While a full statement is awaited on Cabinet's investigation into the fire truck "fiasco;" more precisely as the cabal in the Cabinet (those who led the chorus to pay the $6.8 million for retrieval of the firetruck from the precipice) searches for plausibility on this outrageous wrecking bill, it remains incredulous that the Cabinet, the highest executive decision-making body in the land, could have succumbed in the manner it is reported to have done to this shake-down.
There would be those who would argue that the Cabinet did not succumb but for whatever the reason bought into the rationale behind the payment. But maybe those who readily agreed to this injudicious expenditure knew more than the others who were forced on board the ship when it set sail.
Even more astonishing is the attempt by individual cabinet members to persuade the national population that payment of the bill was exclusively the responsibility of former national security minister Jack Warner; even more unbelievably that the responsibility lies with the chief fire officer.
The contours of the spin so far discerned suggest that the same tactic used in the firing of Herbert Volney, ie, he misled Cabinet, will be again applied.
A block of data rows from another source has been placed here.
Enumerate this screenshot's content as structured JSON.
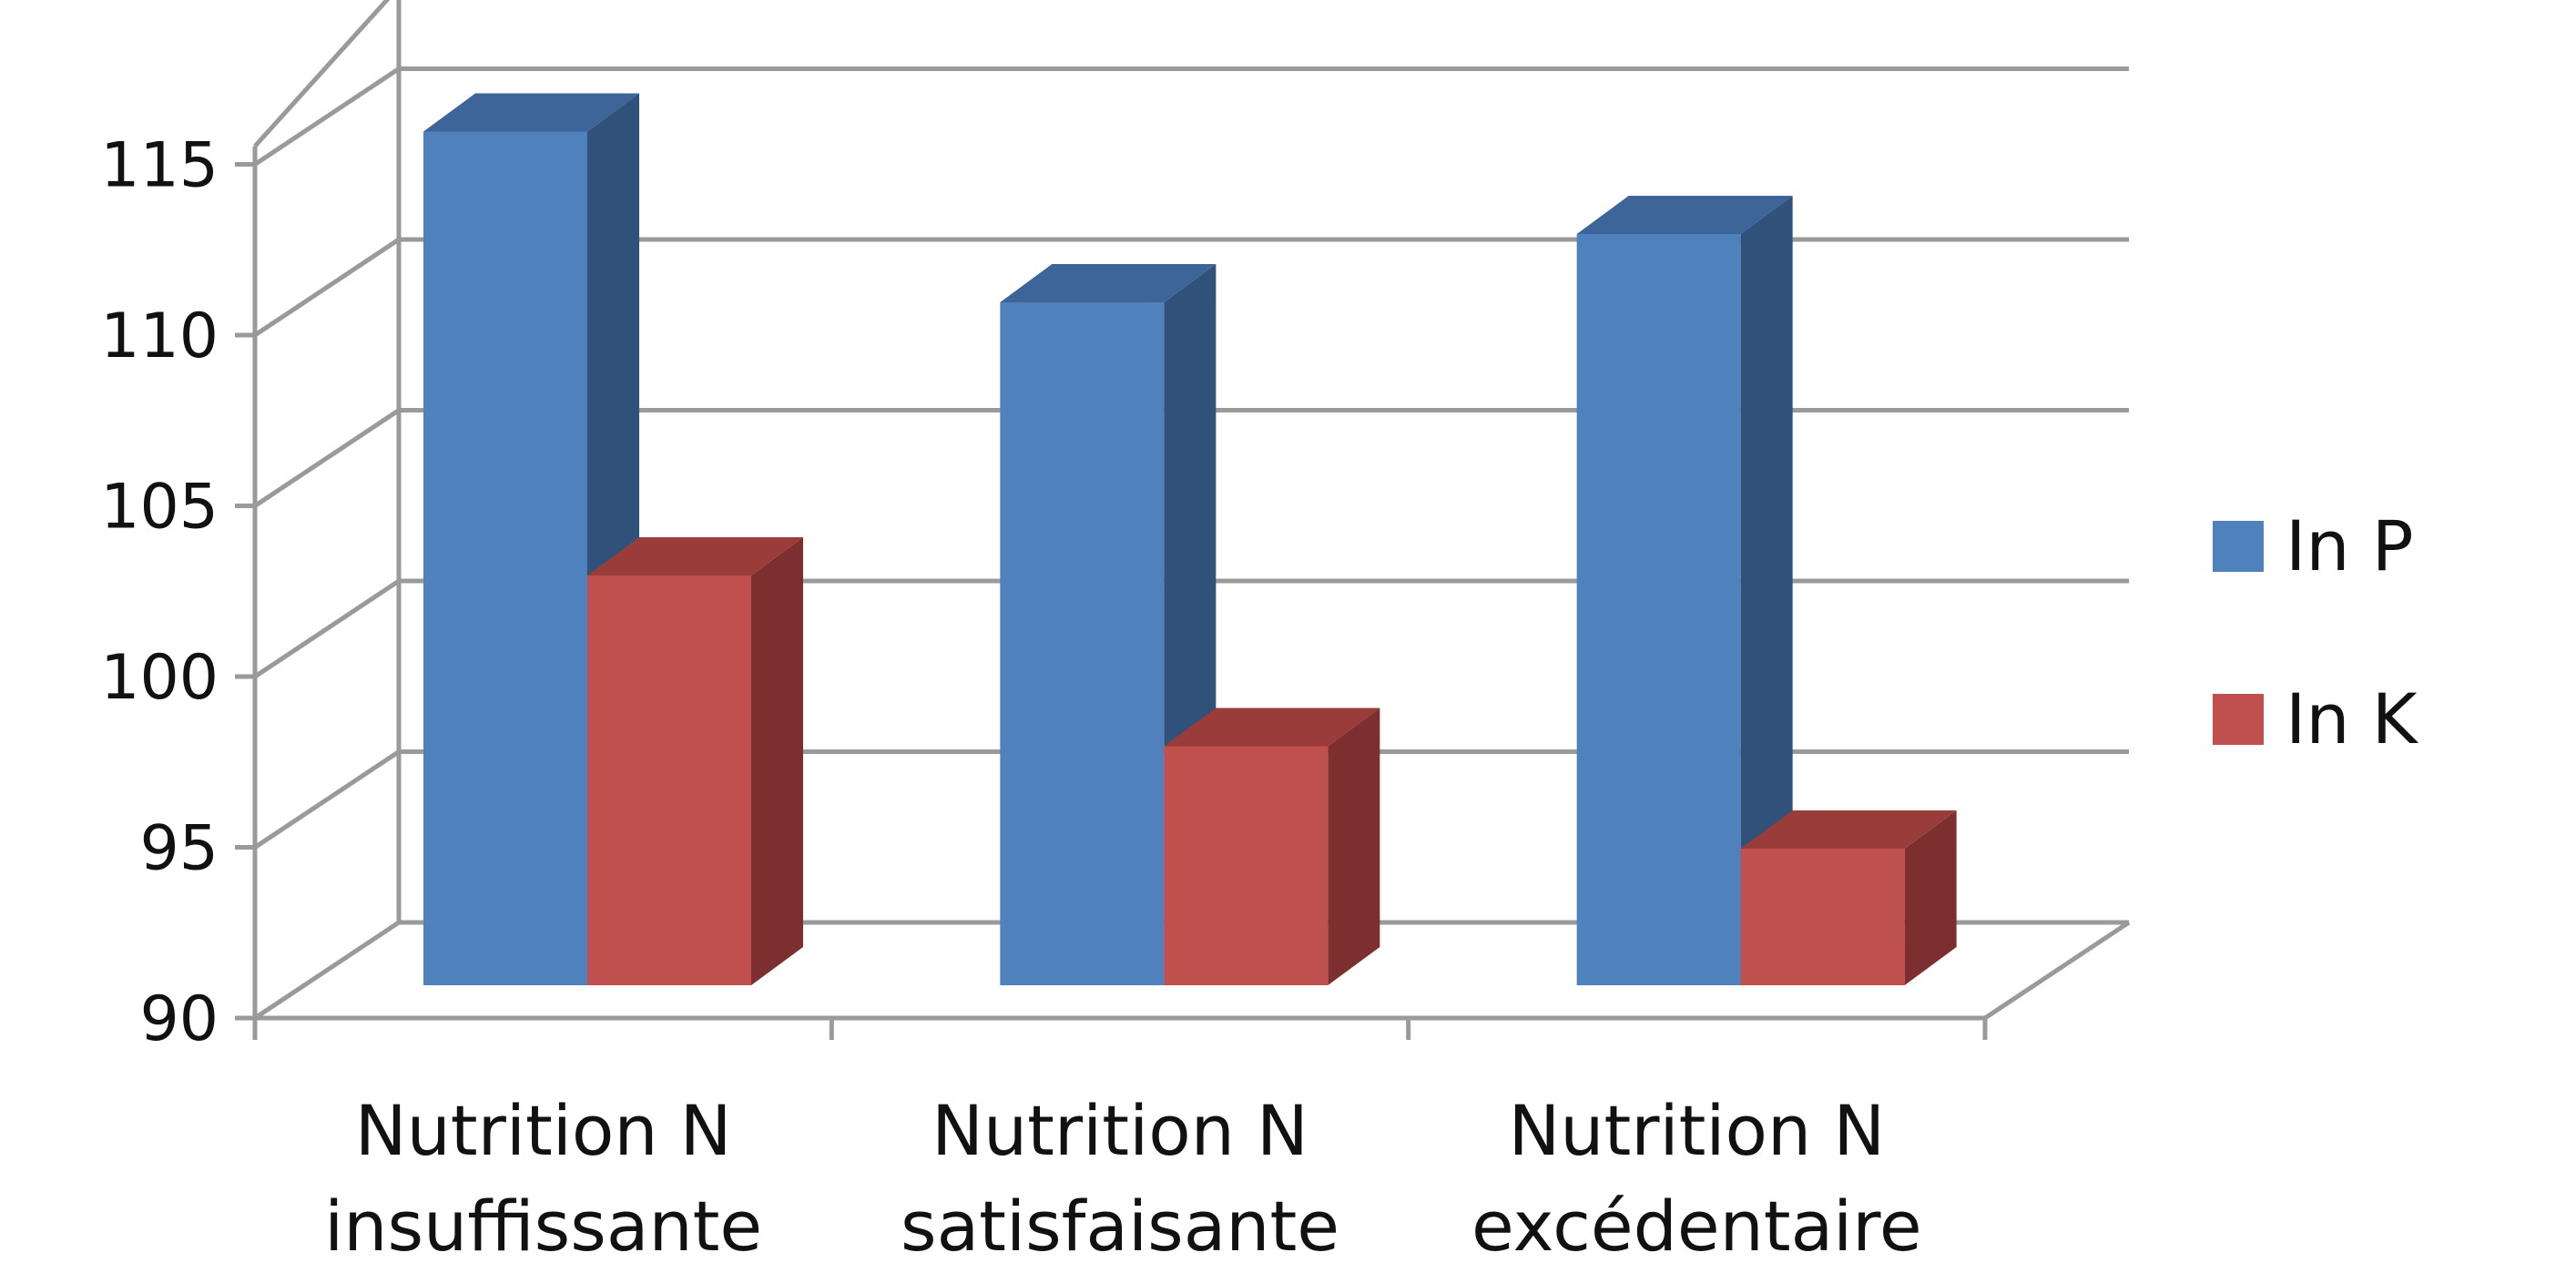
{
  "chart_data": {
    "type": "bar",
    "title": "",
    "xlabel": "",
    "ylabel": "",
    "ylim": [
      90,
      115
    ],
    "yticks": [
      90,
      95,
      100,
      105,
      110,
      115
    ],
    "categories": [
      [
        "Nutrition N",
        "insuffissante"
      ],
      [
        "Nutrition N",
        "satisfaisante"
      ],
      [
        "Nutrition N",
        "excédentaire"
      ]
    ],
    "series": [
      {
        "name": "In P",
        "values": [
          115,
          110,
          112
        ],
        "color": "#4f81bd",
        "side": "#30527a",
        "top": "#3d659a"
      },
      {
        "name": "In K",
        "values": [
          102,
          97,
          94
        ],
        "color": "#c0504d",
        "side": "#7d2f2f",
        "top": "#9a3c3a"
      }
    ],
    "grid": true,
    "legend": "right",
    "style": "3d"
  }
}
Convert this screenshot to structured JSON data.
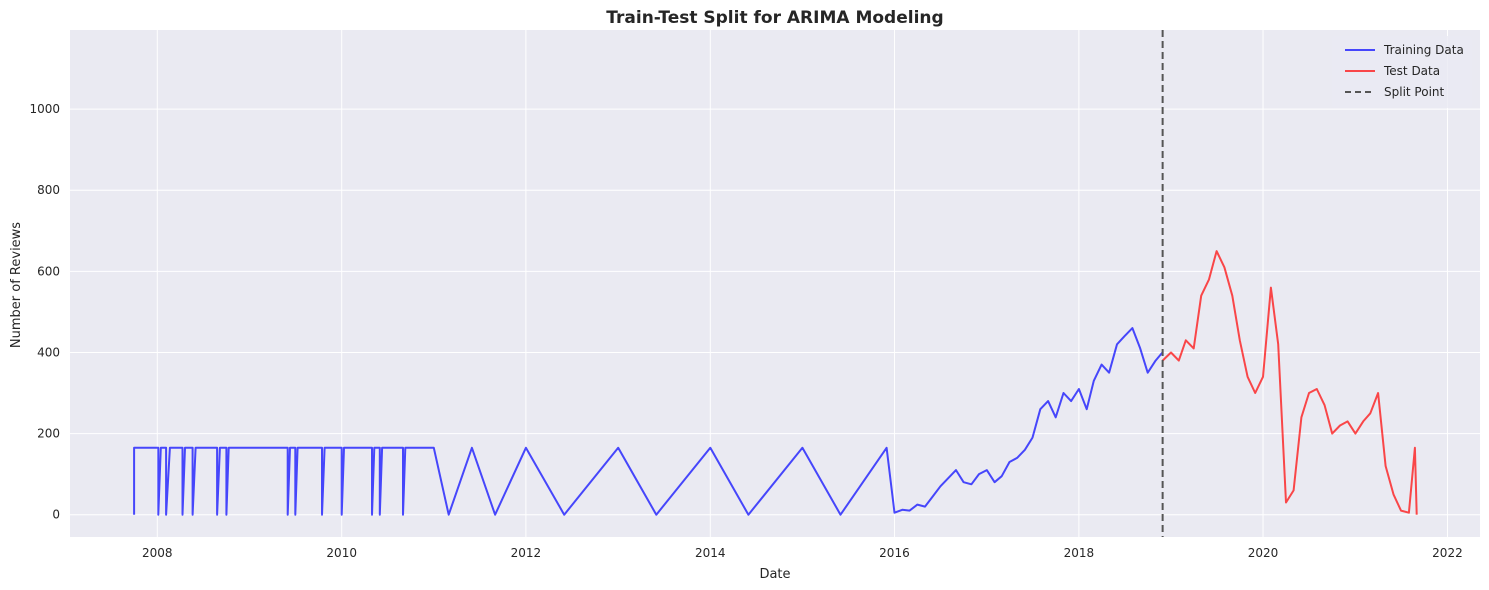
{
  "chart_data": {
    "type": "line",
    "title": "Train-Test Split for ARIMA Modeling",
    "xlabel": "Date",
    "ylabel": "Number of Reviews",
    "x_ticks": [
      "2008",
      "2010",
      "2012",
      "2014",
      "2016",
      "2018",
      "2020",
      "2022"
    ],
    "y_ticks": [
      0,
      200,
      400,
      600,
      800,
      1000
    ],
    "xlim": [
      "2007-01-20",
      "2022-05-10"
    ],
    "ylim": [
      -55,
      1195
    ],
    "grid": true,
    "legend_position": "top-right",
    "colors": {
      "train": "#0000ff",
      "test": "#ff0000",
      "split": "#555555",
      "plot_bg": "#eaeaf2",
      "grid": "#ffffff"
    },
    "split_point": "2018-11-29",
    "series": [
      {
        "name": "Training Data",
        "points": [
          [
            "2007-10-01",
            0
          ],
          [
            "2007-10-01",
            165
          ],
          [
            "2008-01-05",
            165
          ],
          [
            "2008-01-05",
            0
          ],
          [
            "2008-01-15",
            165
          ],
          [
            "2008-02-05",
            165
          ],
          [
            "2008-02-05",
            0
          ],
          [
            "2008-02-20",
            165
          ],
          [
            "2008-04-10",
            165
          ],
          [
            "2008-04-10",
            0
          ],
          [
            "2008-04-20",
            165
          ],
          [
            "2008-05-20",
            165
          ],
          [
            "2008-05-20",
            0
          ],
          [
            "2008-06-01",
            165
          ],
          [
            "2008-08-25",
            165
          ],
          [
            "2008-08-25",
            0
          ],
          [
            "2008-09-05",
            165
          ],
          [
            "2008-10-01",
            165
          ],
          [
            "2008-10-01",
            0
          ],
          [
            "2008-10-10",
            165
          ],
          [
            "2009-06-01",
            165
          ],
          [
            "2009-06-01",
            0
          ],
          [
            "2009-06-10",
            165
          ],
          [
            "2009-07-01",
            165
          ],
          [
            "2009-07-01",
            0
          ],
          [
            "2009-07-10",
            165
          ],
          [
            "2009-10-15",
            165
          ],
          [
            "2009-10-15",
            0
          ],
          [
            "2009-10-25",
            165
          ],
          [
            "2010-01-01",
            165
          ],
          [
            "2010-01-01",
            0
          ],
          [
            "2010-01-10",
            165
          ],
          [
            "2010-05-01",
            165
          ],
          [
            "2010-05-01",
            0
          ],
          [
            "2010-05-10",
            165
          ],
          [
            "2010-06-01",
            165
          ],
          [
            "2010-06-01",
            0
          ],
          [
            "2010-06-10",
            165
          ],
          [
            "2010-09-01",
            165
          ],
          [
            "2010-09-01",
            0
          ],
          [
            "2010-09-10",
            165
          ],
          [
            "2010-11-01",
            165
          ],
          [
            "2011-01-01",
            165
          ],
          [
            "2011-03-01",
            0
          ],
          [
            "2011-06-01",
            165
          ],
          [
            "2011-09-01",
            0
          ],
          [
            "2012-01-01",
            165
          ],
          [
            "2012-06-01",
            0
          ],
          [
            "2013-01-01",
            165
          ],
          [
            "2013-06-01",
            0
          ],
          [
            "2014-01-01",
            165
          ],
          [
            "2014-06-01",
            0
          ],
          [
            "2015-01-01",
            165
          ],
          [
            "2015-06-01",
            0
          ],
          [
            "2015-12-01",
            165
          ],
          [
            "2016-01-01",
            5
          ],
          [
            "2016-02-01",
            12
          ],
          [
            "2016-03-01",
            10
          ],
          [
            "2016-04-01",
            25
          ],
          [
            "2016-05-01",
            20
          ],
          [
            "2016-06-01",
            45
          ],
          [
            "2016-07-01",
            70
          ],
          [
            "2016-08-01",
            90
          ],
          [
            "2016-09-01",
            110
          ],
          [
            "2016-10-01",
            80
          ],
          [
            "2016-11-01",
            75
          ],
          [
            "2016-12-01",
            100
          ],
          [
            "2017-01-01",
            110
          ],
          [
            "2017-02-01",
            80
          ],
          [
            "2017-03-01",
            95
          ],
          [
            "2017-04-01",
            130
          ],
          [
            "2017-05-01",
            140
          ],
          [
            "2017-06-01",
            160
          ],
          [
            "2017-07-01",
            190
          ],
          [
            "2017-08-01",
            260
          ],
          [
            "2017-09-01",
            280
          ],
          [
            "2017-10-01",
            240
          ],
          [
            "2017-11-01",
            300
          ],
          [
            "2017-12-01",
            280
          ],
          [
            "2018-01-01",
            310
          ],
          [
            "2018-02-01",
            260
          ],
          [
            "2018-03-01",
            330
          ],
          [
            "2018-04-01",
            370
          ],
          [
            "2018-05-01",
            350
          ],
          [
            "2018-06-01",
            420
          ],
          [
            "2018-07-01",
            440
          ],
          [
            "2018-08-01",
            460
          ],
          [
            "2018-09-01",
            410
          ],
          [
            "2018-10-01",
            350
          ],
          [
            "2018-11-01",
            380
          ],
          [
            "2018-11-28",
            400
          ]
        ]
      },
      {
        "name": "Test Data",
        "points": [
          [
            "2018-11-29",
            380
          ],
          [
            "2019-01-01",
            400
          ],
          [
            "2019-02-01",
            380
          ],
          [
            "2019-03-01",
            430
          ],
          [
            "2019-04-01",
            410
          ],
          [
            "2019-05-01",
            540
          ],
          [
            "2019-06-01",
            580
          ],
          [
            "2019-07-01",
            650
          ],
          [
            "2019-08-01",
            610
          ],
          [
            "2019-09-01",
            540
          ],
          [
            "2019-10-01",
            430
          ],
          [
            "2019-11-01",
            340
          ],
          [
            "2019-12-01",
            300
          ],
          [
            "2020-01-01",
            340
          ],
          [
            "2020-02-01",
            560
          ],
          [
            "2020-03-01",
            420
          ],
          [
            "2020-04-01",
            30
          ],
          [
            "2020-05-01",
            60
          ],
          [
            "2020-06-01",
            240
          ],
          [
            "2020-07-01",
            300
          ],
          [
            "2020-08-01",
            310
          ],
          [
            "2020-09-01",
            270
          ],
          [
            "2020-10-01",
            200
          ],
          [
            "2020-11-01",
            220
          ],
          [
            "2020-12-01",
            230
          ],
          [
            "2021-01-01",
            200
          ],
          [
            "2021-02-01",
            230
          ],
          [
            "2021-03-01",
            250
          ],
          [
            "2021-04-01",
            300
          ],
          [
            "2021-05-01",
            120
          ],
          [
            "2021-06-01",
            50
          ],
          [
            "2021-07-01",
            10
          ],
          [
            "2021-08-01",
            5
          ],
          [
            "2021-08-25",
            165
          ],
          [
            "2021-09-01",
            0
          ]
        ]
      },
      {
        "name": "Split Point",
        "style": "dashed"
      }
    ]
  }
}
Only difference this time around, Warner has already left/been fired for another reason; there will, therefore, be no head on a silver platter for this obscene pillage of the Treasury.
Collective cabinet responsibility as fixed in the tradition of Westminster is based upon the need for ministers belonging to the Cabinet to fully discuss policies, programmes and other matters brought before the Executive before agreement is arrived at.Once that discussion is engaged and a conclusion reached by the whole, those who had previously disagreed must fall in line or leave the Cabinet if the matter continues to stick in the craw.
It defies 21st-century logic that a group of ministers, chaired by a Prime Minister, a brilliant senior counsel, and one containing another of the same ilk/silk and several persons of PhD and senior academic status and experience, could sit and agree to spend $6.8 million to retrieve a water tender without asking and getting logical responses to basic fundamental questions.
How much would it cost to replace this tender? What was the original value of the vehicle? Were there attempts to seek other bids to get the job done?An anonymously-quoted Cabinet minister is supposed to have said that they were led to believe that the water truck cost $50 million; so $6.8 million seemed reasonable. What director of a company would swallow that story without checking? Remember, this is a water truck, not one of those fancy appliances with hoses, ladders and the other accoutrements needed for fire fighting.
Any board of directors, any cabinet must perform a role beyond being a rubber stamp for every project laid on the table.If the Cabinet is not the place for a rigorous discussion on policies, the expenditure of billions of dollars before final decisions are taken, then our system of governance is obsolete, open to gross inefficiency, corruption and much more.
Indeed, this Cabinet recently fired the board of Caribbean Airlines for inefficient use of the resources of the airline in circumstances far less aggravated than this one. Is it that the Cabinet has a special privilege to throw away (or worse) the resources of the country?
Further indictment on the Cabinet and the process of blind or forced adherence to whatever comes before it is the practice that has been adopted by succeeding cabinets, that being that policies and programmes have a second pass before a final decision is taken.
The logic of the process of having Cabinet members reflect on the policy, programme or decision for a second time suggests that ministers have time to research, rethink and/or reflect on the matter before an eventual decision is made.
That the payment, whether $10m or $6.8m, was refused a second time indicates that there were those who were not persuaded that the job and firetruck were worth the asking fee. What reasons did they offer for refusing the second time? Were there ministers who had sought-out and received answers to the logical questions posed above?Minister Anil Roberts stated in Parliament that notwithstanding the Cabinet's refusal, the job was done and so left Cabinet with no choice but to pick up the bill.
Question: What did the strong and sagacious Prime Minister Kamla Persad-Bissessar do about a minister who so violated procedure? She surely fired a few other ministers for far less.The fact is that in all probability if there was not this rupture in the relations between Warner and the Prime Minister and a few members of the cabal, information on the firetruck matter would never have surfaced.
It seems clear that having found itself in a serious bind in relation to Warner's intended candidacy for the ruling United National Congress in Chaguanas West, the leak in the information was sprung to remove the Warner threat. However, mouth open and tory jump out.